VENDREDI 10 MAI 1968

En Hommage à Lucien JEUNESSE

LE JEU des 1000 PAVES

La rue Gay-Lussac est surtout connue pour ses barricades mais savez-vous qui était Louis-Joseph Gay-Lussac ???

Cancre_Las

En collaboration avec Thenard, il montra que le chlore est un corps simple et il découvrit le bore !

Comme quoi, ce n'est pas un hasard si ces évènements se déroulèrent

ICI...

Mais retrouvons Léon Cobra

&

Cap'tain Apogée

en direct du vendredi 10 MAI 1968...

EnDirect_de_Mai68Cobra

Vendredi 10 Mai 1968.

9H du soir… Le cortège passe devant

la Mutu. Sur

le trottoir, les gens applaudissent. Au premier rang à quatre vingt cinq centimètres de moi, Léo Ferré, il jubile, il a bien semé sa graine d’ananar. La foule scande Léo avec nous ! Le Vieux rayonne ; un clin d’œil : salut Beatnick ! A la fin du gala, les anars rejoindront les diverses barricades du Quartier Latin mais d’autres n’écouteront pas Léo ce soir là, ils ont déjà pris place dans les entrailles du boa constrictor. Le reptile ondule, respire, tangue, crache, broie. Les premiers drapeaux noirs surgissent. Un magma libertaire se constitue.

Enchaînez-vous ! Coude à coude, bras dessus, bras dessous, collé à son voisin, à sa voisine, à son odeur, à son parfum. Ho-Ho HoChiMin ! Che-Che Guevara ! Entendre son coeur battre quand la foulée s’accélère, sa voix reprendre le mot d’ordre, déli-délo de sprints, des dizaines, des centaines, des milliers de regards complices.

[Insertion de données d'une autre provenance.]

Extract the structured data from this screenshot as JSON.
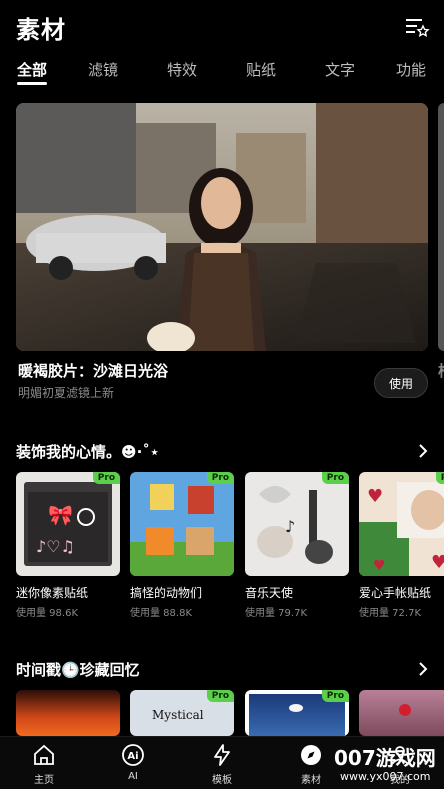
{
  "header": {
    "title": "素材"
  },
  "tabs": [
    {
      "label": "全部",
      "active": true
    },
    {
      "label": "滤镜"
    },
    {
      "label": "特效"
    },
    {
      "label": "贴纸"
    },
    {
      "label": "文字"
    },
    {
      "label": "功能"
    }
  ],
  "banner": {
    "title": "暖褐胶片：沙滩日光浴",
    "subtitle": "明媚初夏滤镜上新",
    "use_label": "使用",
    "next_peek_text": "柠"
  },
  "section1": {
    "title": "装饰我的心情。☻·˚⋆",
    "cards": [
      {
        "name": "迷你像素贴纸",
        "usage": "使用量 98.6K",
        "pro": "Pro"
      },
      {
        "name": "搞怪的动物们",
        "usage": "使用量 88.8K",
        "pro": "Pro"
      },
      {
        "name": "音乐天使",
        "usage": "使用量 79.7K",
        "pro": "Pro"
      },
      {
        "name": "爱心手帐贴纸",
        "usage": "使用量 72.7K",
        "pro": "Pro"
      }
    ]
  },
  "section2": {
    "title": "时间戳🕒珍藏回忆",
    "cards": [
      {
        "text": ""
      },
      {
        "text": "Mystical",
        "pro": "Pro"
      },
      {
        "text": "",
        "pro": "Pro"
      },
      {
        "text": ""
      }
    ]
  },
  "nav": [
    {
      "label": "主页",
      "icon": "home-icon"
    },
    {
      "label": "AI",
      "icon": "ai-icon"
    },
    {
      "label": "模板",
      "icon": "lightning-icon"
    },
    {
      "label": "素材",
      "icon": "compass-icon"
    },
    {
      "label": "我的",
      "icon": "profile-icon"
    }
  ],
  "watermark": {
    "text": "007游戏网",
    "url": "www.yx007.com"
  },
  "colors": {
    "pro_badge": "#5ccf4a",
    "background": "#000000",
    "muted_text": "#8a8a8a"
  }
}
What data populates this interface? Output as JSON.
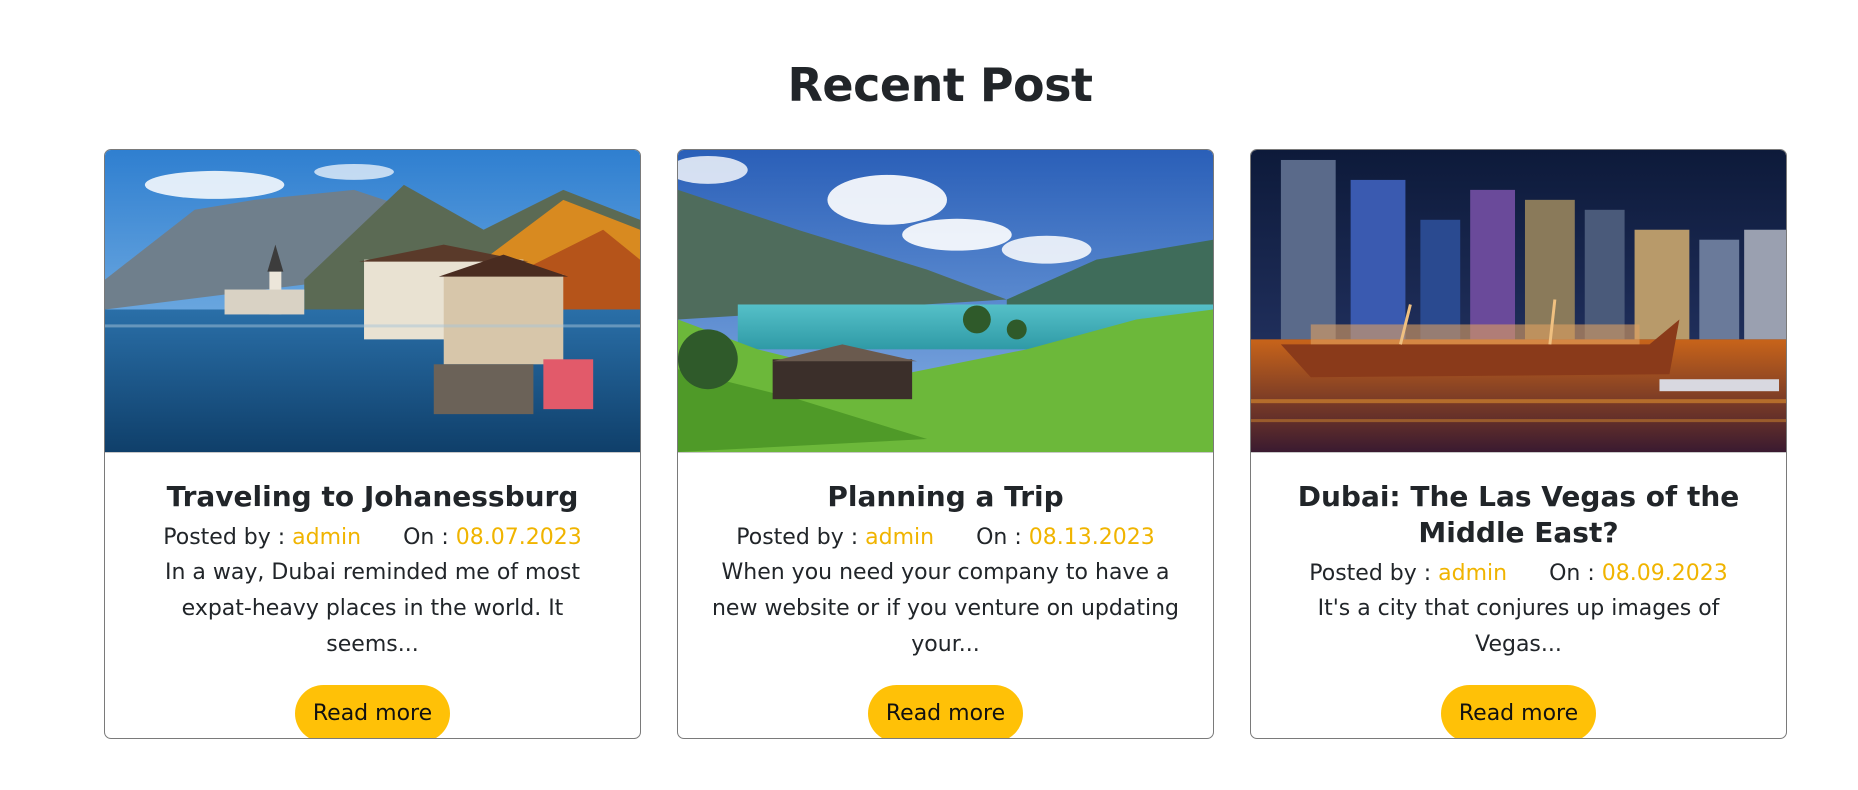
{
  "section": {
    "title": "Recent Post"
  },
  "posts": [
    {
      "image": "lakeside-alpine-village-photo",
      "title": "Traveling to Johanessburg",
      "posted_by_label": "Posted by :",
      "author": "admin",
      "on_label": "On :",
      "date": "08.07.2023",
      "excerpt": "In a way, Dubai reminded me of most expat-heavy places in the world. It seems...",
      "button": "Read more"
    },
    {
      "image": "mountain-lake-meadow-photo",
      "title": "Planning a Trip",
      "posted_by_label": "Posted by :",
      "author": "admin",
      "on_label": "On :",
      "date": "08.13.2023",
      "excerpt": "When you need your company to have a new website or if you venture on updating your...",
      "button": "Read more"
    },
    {
      "image": "dubai-marina-night-photo",
      "title": "Dubai: The Las Vegas of the Middle East?",
      "posted_by_label": "Posted by :",
      "author": "admin",
      "on_label": "On :",
      "date": "08.09.2023",
      "excerpt": "It's a city that conjures up images of Vegas...",
      "button": "Read more"
    }
  ],
  "colors": {
    "accent": "#ffc107",
    "link": "#f0b400",
    "text": "#212529",
    "border": "#7a7a7a"
  }
}
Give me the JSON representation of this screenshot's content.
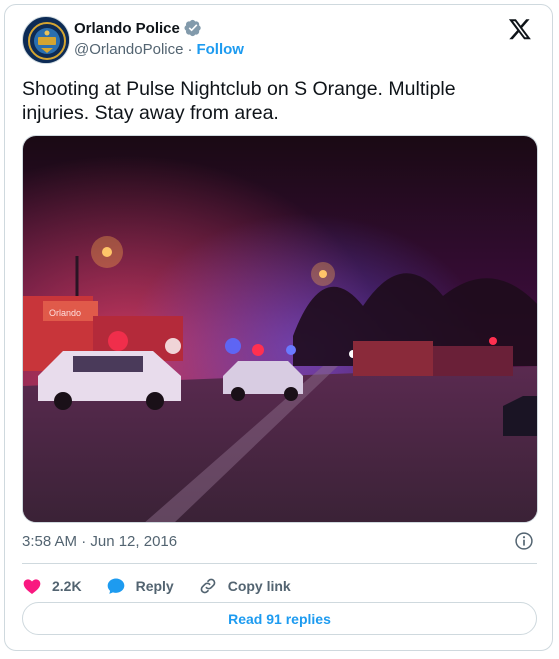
{
  "author": {
    "name": "Orlando Police",
    "handle": "@OrlandoPolice",
    "separator": "·",
    "follow_label": "Follow",
    "avatar_text": "ORLANDO POLICE"
  },
  "tweet": {
    "text": "Shooting at Pulse Nightclub on S Orange. Multiple injuries. Stay away from area.",
    "timestamp": "3:58 AM · Jun 12, 2016"
  },
  "media": {
    "sign_text": "Orlando"
  },
  "actions": {
    "likes": "2.2K",
    "reply_label": "Reply",
    "copy_label": "Copy link"
  },
  "read_replies_label": "Read 91 replies",
  "colors": {
    "brand_blue": "#1d9bf0",
    "like_pink": "#f91880",
    "text_secondary": "#536471",
    "border": "#cfd9de"
  },
  "icons": {
    "logo": "x-logo-icon",
    "verified": "verified-badge-icon",
    "info": "info-icon",
    "like": "heart-icon",
    "reply": "reply-bubble-icon",
    "copy": "link-icon"
  }
}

Déchaînez-vous ! Je me lance : Li-ber-té ! A-nar-chie ! J’ai hurlé seul dans un moment de silence, sensation paralysante mais l’écho me répond ; trois voix puis dix puis trente. Sentiment de puissance. Proudhon-Bakounine ! Un autre s’y essaie, éructe et de nouveau l’écho amplifie son cri, sa plainte, sa haine… Tout état est policier ! à bas la répression !!!

Ainsi s’éclate la foule… Les services d’ordre et les sonos musclées des organisations ne verrouillent pas encore la libre parole des hurleurs assoiffés. C’est une cérémonie publique vaudoue, un rite d’initiation païen, une procession laïque, un exorcisme baroque, un carnaval de désirs, un immense happening nomade…

All the world a stage and all men and women merely players… ( W. SHAKESPEARE )

Gala_Mutu_Ferr_

Une heure plus tard.

La nuit tombe sur le Boul’Mich. La manifestation est arrivée à son terme mais personne ne veut partir. C’est presque irréel, il règne une frénésie électrique. Les motards des radios périphériques fendent la foule. Les transistors crachotent d’ubuesques tractations entre les pseudos représentants de l’ordre et du désordre. Les habitants du quartier sont à leur fenêtre ou sur le pas de leur porte. On se parle, on se touche, on fume des cigarettes, on boit de l’eau ou du café. Chacun a brisé son halo de solitude. Des slogans guerriers fusent par saccades nerveuses puis la rumeur enfle, dévore l’obscurité, j’avance somnambule. HALLUCINE. En face de l’immeuble situé au 70, rue Gay Lussac ( à l’endroit où se trouve aujourd’hui des labos de l’institut Curie ) un immense chantier de travaux publics va offrir la matière première à la construction d’une barricade que n’aurait pas renié Gavroche. Des casques de chantier, des outils, des morceaux de palissade, des sacs de ciment, des rouleaux de fils de fer jaillissent. Des voitures sont retournées. Les rues s’éventrent. Des chaînes spontanées se forment. Les pavés volent de main en main puis s’entassent à trois mètres de hauteur. Des chants révolutionnaires retentissent. De franches déconnades éclatent. Une trentaine de barricades referment le Quartier Latin sur lui même. Un camp retranché ; c’est la commune de Paris de 1871 en miniature. Trois silhouettes extravagantes transpercent la foule. Stupéfait, je vois apparaître trois anciens copains du lycée Rodin travestis en guérilleros urbains : Paul des Roches, casqué, botté, ganté, grand manteau long en cuir noir, foulard sur le nez ; Stef qui a remplacé Jean-Louis dans le Jug Band depuis qu’il est parti aux States pour un an, en parka et basket tenant une pioche et B. le divin chauve, connu pour ses sympathies pour l’O.A.S. tout casque et cuir, porteur d’une barramine. Ils rigolent en me dévisageant. Avec mes boots, mon jean pat d’ef, mon col roulé à cible et ma veste de velours rouge, j’ai l’air d’un touriste en goguette. Dans le film qu’on tourne ce soir, j’ai incontestablement hérité d’un  second rôle insignifiant…

Cobra

EnDirect_de_Mai68_b

La nuit du 10 mai

Il est 21 h quand j’arrive boulevard Saint-Michel. Il y a beaucoup de monde, des étudiants, des lycéens et des curieux aussi. Je descends le boulevard, c’est un peu une atmosphère de kermesse, on se promène, on discute, on s’assoit par terre en rond pour échanger idées et infos, ici commenter l’attitude du PC qui est au centre de bien des conversations, ou là écouter un journaliste revenant de Tchéquoslovaquie…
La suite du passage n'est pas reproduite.